Lance Armstrong fractured his collarbone Monday in a crash during the Vuelta of Castilla and Leon race, disrupting the seven-time Tour de France champion's comeback.
Armstrong said he would fly to the United States and meet with medical experts to decide whether he needs surgery, leaving in question his participation in the Tour de France in July.
"We'll go from there," he said. "I think for the Tour it's a very big problem."
Armstrong was knocked off his bike during a pileup in the first stage of the race and was taken to a hospital by ambulance. The American, who crashed about 20 kilometers (12.5 miles) from the stage's finish, was grimacing and trying to hold his right arm as he entered the ambulance.
"The collarbone is broken and I have a little bit of road-rash abrasions," Armstrong said as he left Valladolid University Hospital. "I've never had this happen before, it's pretty painful. I feel really miserable."
X-rays confirmed that Armstrong fractured his right collarbone.
Astana team leader Johan Bruyneel said on his Twitter feed that there were no complications in the break, and suggested that Armstrong could be back riding soon.
"Clean collarbone fracture," Bruyneel said. "Should be fast recovery."
Armstrong is scheduled to compete in the Giro d'Italia from May 9-May 30. He is also preparing for the Tour de France from July 4-26.

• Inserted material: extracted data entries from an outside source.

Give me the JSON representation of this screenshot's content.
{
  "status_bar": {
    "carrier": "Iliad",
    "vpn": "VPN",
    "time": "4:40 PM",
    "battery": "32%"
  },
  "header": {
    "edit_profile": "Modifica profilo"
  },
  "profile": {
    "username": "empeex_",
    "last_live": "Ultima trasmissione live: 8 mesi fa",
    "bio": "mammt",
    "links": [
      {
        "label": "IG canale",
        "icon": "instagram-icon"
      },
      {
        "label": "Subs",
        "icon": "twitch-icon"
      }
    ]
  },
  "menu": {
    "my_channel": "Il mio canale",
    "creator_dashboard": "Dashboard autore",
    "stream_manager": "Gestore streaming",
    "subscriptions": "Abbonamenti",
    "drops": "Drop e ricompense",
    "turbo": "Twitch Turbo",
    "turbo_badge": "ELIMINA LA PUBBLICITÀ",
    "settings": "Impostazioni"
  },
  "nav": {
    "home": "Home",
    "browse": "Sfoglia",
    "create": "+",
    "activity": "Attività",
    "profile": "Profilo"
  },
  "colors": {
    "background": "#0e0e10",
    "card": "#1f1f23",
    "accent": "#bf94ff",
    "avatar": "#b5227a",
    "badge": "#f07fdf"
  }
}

"Toward the end of the race people started getting excited, a bit of wind, some hills and everybody wanting to be at the front," Armstrong said. "A couple of guys crashed in front of me, I crossed my wheel, then I hit them and over the top."
After falling off his bike, Armstrong sat in the grass beside the road with his right shoulder slumping and his wrist resting on his right thigh. When help arrived, he motioned toward his right shoulder.
Armstrong eventually walked to the ambulance and climbed into the back.
After initially being taken to the Rio Carrion hospital in Palencia, Armstrong was taken to the hospital in Valladolid.
"You know, that's cycling. It's nobody's fault, crashes happen all the time," Armstrong said.
The 37-year-old Armstrong is making a comeback to cycling and is riding with the Astana team as he prepares for another possible shot at a Tour de France title. He had not raced in Spain for five years.
After a three-year retirement, Armstrong started his comeback at the Tour Down Under in Australia in January, where he finished 29th overall, 49 seconds behind winner Allan Davis of Australia. He then finished seventh in the Tour of California in February.
"Now is not the time to ask (about a return to racing)," Armstrong said. "I need to relax for a couple of days, fix the problem and then make plans."
The mainly flat first stage of the Castilla and Leon covered 109 miles from Paredes de Nava to Baltanas. It was won by Joaquin Sobrino Martinez of Burgos Monumental in 4 hours, 31 minutes, 53 seconds after a sprint finish. He was followed by David Vitoria of Rock Racing and Jose Joaquin Rojas of Caisse d'Epargne.